Ideally, the above should be reviewed and updated annually as a part of your formal contract renewal process.
Cyber Risk Visibility Beyond the Immediate Organization
Of course, evaluating third parties is a time-consuming process, and it’s not possible or practical to assess each one every year. Third-party risk management platforms like CyberGRX are instrumental for gaining portfolio-wide risk visibility and awareness to determine which of your third parties pose more significant risks and need deeper evaluation.
CyberGRX also provides organizations with enhanced cyber risk intelligence, enabling security practitioners to make well-informed decisions regarding vendor access, third-party security control implementations and remediations, and even supplier decisions on a larger strategic level.

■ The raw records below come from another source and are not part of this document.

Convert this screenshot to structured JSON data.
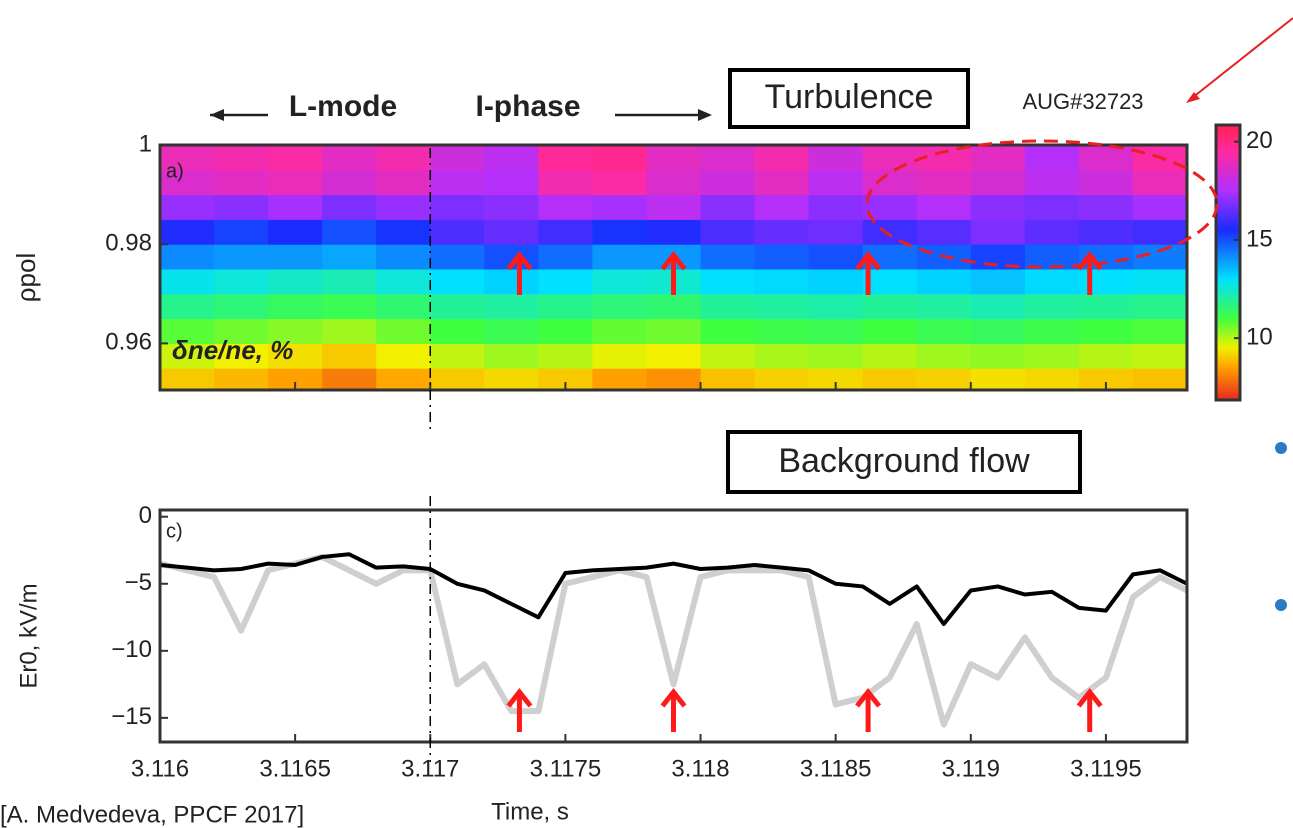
{
  "slide": {
    "turbulence_box": "Turbulence",
    "flow_box": "Background flow",
    "lmode": "L-mode",
    "iphase": "I-phase",
    "shot": "AUG#32723",
    "citation": "[A. Medvedeva, PPCF 2017]"
  },
  "chart_data": [
    {
      "type": "heatmap",
      "panel_label": "a)",
      "ylabel": "ρpol",
      "inner_label": "δne/ne, %",
      "bins_x": [
        3.116,
        3.1162,
        3.1164,
        3.1166,
        3.1168,
        3.117,
        3.1172,
        3.1174,
        3.1176,
        3.1178,
        3.118,
        3.1182,
        3.1184,
        3.1186,
        3.1188,
        3.119,
        3.1192,
        3.1194,
        3.1196,
        3.1198
      ],
      "bins_y": [
        0.9506,
        0.955,
        0.96,
        0.965,
        0.97,
        0.975,
        0.98,
        0.985,
        0.99,
        0.995,
        1.0
      ],
      "values": [
        [
          9.0,
          8.8,
          8.5,
          8.0,
          8.6,
          9.0,
          9.2,
          9.0,
          8.5,
          8.3,
          8.9,
          9.1,
          9.2,
          9.0,
          9.1,
          9.3,
          9.2,
          9.0,
          8.9
        ],
        [
          9.8,
          9.5,
          9.3,
          9.0,
          9.5,
          9.9,
          10.2,
          10.0,
          9.6,
          9.5,
          9.9,
          10.1,
          10.2,
          10.0,
          10.2,
          10.3,
          10.2,
          10.0,
          9.9
        ],
        [
          10.8,
          10.6,
          10.4,
          10.2,
          10.6,
          11.0,
          11.2,
          11.0,
          10.7,
          10.6,
          11.0,
          11.1,
          11.2,
          11.0,
          11.2,
          11.3,
          11.1,
          11.0,
          10.9
        ],
        [
          11.8,
          11.6,
          11.3,
          11.2,
          11.5,
          11.9,
          12.0,
          11.8,
          11.6,
          11.5,
          11.9,
          12.0,
          12.1,
          11.9,
          12.0,
          12.2,
          12.0,
          11.9,
          11.8
        ],
        [
          12.8,
          12.6,
          12.4,
          12.2,
          12.6,
          13.0,
          13.2,
          13.0,
          12.6,
          12.5,
          13.0,
          13.1,
          13.2,
          13.0,
          13.2,
          13.4,
          13.1,
          13.0,
          12.9
        ],
        [
          14.2,
          14.0,
          14.0,
          13.8,
          14.2,
          14.6,
          15.0,
          14.6,
          14.0,
          14.0,
          14.6,
          14.8,
          15.0,
          14.6,
          14.8,
          15.2,
          14.8,
          14.6,
          14.4
        ],
        [
          15.6,
          15.2,
          15.5,
          15.0,
          15.4,
          16.2,
          16.5,
          16.0,
          15.4,
          15.6,
          16.2,
          16.5,
          16.6,
          16.0,
          16.3,
          16.8,
          16.4,
          16.2,
          16.0
        ],
        [
          17.2,
          17.0,
          17.4,
          16.8,
          17.2,
          16.8,
          17.0,
          17.6,
          17.4,
          17.8,
          17.0,
          17.6,
          17.0,
          17.2,
          17.6,
          17.0,
          16.8,
          17.0,
          17.4
        ],
        [
          18.6,
          18.8,
          19.0,
          18.4,
          18.8,
          17.8,
          17.6,
          19.2,
          19.4,
          18.6,
          18.2,
          18.8,
          17.8,
          18.6,
          18.8,
          18.4,
          17.8,
          18.2,
          19.0
        ],
        [
          19.0,
          19.2,
          19.4,
          18.8,
          19.2,
          18.2,
          17.8,
          19.6,
          19.8,
          18.8,
          18.6,
          19.2,
          18.2,
          19.0,
          19.2,
          18.8,
          17.6,
          18.6,
          19.4
        ]
      ],
      "xlim": [
        3.116,
        3.1198
      ],
      "xticks": [
        3.116,
        3.1165,
        3.117,
        3.1175,
        3.118,
        3.1185,
        3.119,
        3.1195
      ],
      "ylim": [
        0.9506,
        1.0
      ],
      "yticks": [
        0.96,
        0.98,
        1
      ],
      "clim": [
        6.85,
        20.85
      ],
      "cticks": [
        10,
        15,
        20
      ],
      "colormap": [
        [
          6.85,
          "#e8281e"
        ],
        [
          8.5,
          "#ffa000"
        ],
        [
          9.5,
          "#f0f000"
        ],
        [
          11,
          "#40ff40"
        ],
        [
          13,
          "#00e0ff"
        ],
        [
          15.5,
          "#1a2cff"
        ],
        [
          17.5,
          "#b030ff"
        ],
        [
          19.5,
          "#ff2aa0"
        ],
        [
          20.85,
          "#ff2050"
        ]
      ],
      "vline": 3.117,
      "arrows": [
        3.11733,
        3.1179,
        3.11862,
        3.11944
      ],
      "arrow_color": "#ff1a1a"
    },
    {
      "type": "line",
      "panel_label": "c)",
      "ylabel": "Er0, kV/m",
      "xlabel": "Time, s",
      "x": [
        3.116,
        3.1161,
        3.1162,
        3.1163,
        3.1164,
        3.1165,
        3.1166,
        3.1167,
        3.1168,
        3.1169,
        3.117,
        3.1171,
        3.1172,
        3.1173,
        3.1174,
        3.1175,
        3.1176,
        3.1177,
        3.1178,
        3.1179,
        3.118,
        3.1181,
        3.1182,
        3.1183,
        3.1184,
        3.1185,
        3.1186,
        3.1187,
        3.1188,
        3.1189,
        3.119,
        3.1191,
        3.1192,
        3.1193,
        3.1194,
        3.1195,
        3.1196,
        3.1197,
        3.1198
      ],
      "series": [
        {
          "color": "#cfcfcf",
          "values": [
            -3.5,
            -4,
            -4.5,
            -8.5,
            -4,
            -3.5,
            -3,
            -4,
            -5,
            -4,
            -4,
            -12.5,
            -11,
            -14.5,
            -14.5,
            -5,
            -4.5,
            -4,
            -4.5,
            -12.5,
            -4.5,
            -4,
            -4,
            -4,
            -4.5,
            -14,
            -13.5,
            -12,
            -8,
            -15.5,
            -11,
            -12,
            -9,
            -12,
            -13.5,
            -12,
            -6,
            -4.5,
            -5.5
          ]
        },
        {
          "color": "#000000",
          "values": [
            -3.6,
            -3.8,
            -4.0,
            -3.9,
            -3.5,
            -3.6,
            -3.0,
            -2.8,
            -3.8,
            -3.7,
            -3.9,
            -5.0,
            -5.5,
            -6.5,
            -7.5,
            -4.2,
            -4.0,
            -3.9,
            -3.8,
            -3.5,
            -3.9,
            -3.8,
            -3.6,
            -3.8,
            -4.0,
            -5.0,
            -5.2,
            -6.5,
            -5.2,
            -8.0,
            -5.5,
            -5.2,
            -5.8,
            -5.6,
            -6.8,
            -7.0,
            -4.3,
            -4.0,
            -5.0
          ]
        }
      ],
      "xlim": [
        3.116,
        3.1198
      ],
      "xticks": [
        3.116,
        3.1165,
        3.117,
        3.1175,
        3.118,
        3.1185,
        3.119,
        3.1195
      ],
      "ylim": [
        -16.8,
        0.5
      ],
      "yticks": [
        0,
        {
          "value": -5,
          "label": "−5"
        },
        {
          "value": -10,
          "label": "−10"
        },
        {
          "value": -15,
          "label": "−15"
        }
      ],
      "vline": 3.117,
      "arrows": [
        3.11733,
        3.1179,
        3.11862,
        3.11944
      ],
      "arrow_color": "#ff1a1a"
    }
  ]
}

Mitigating Third-Party Risk
In short, as cyberattacks increase in volume and sophistication, it’s only a matter of time before critical third parties in your ecosystem succumb to security failures, if they haven’t already. With the proper third-party risk management measures in place, organizations are better positioned to thrive when digital interdependence is a standard mode of business operations.
Effective third-party risk management starts with knowing who your third parties are and how your company engages with them, then identifying who the risky players in your portfolio are, so you can proactively address them. By doing our part in identifying and remediating risks, our digital world is safer for all of us.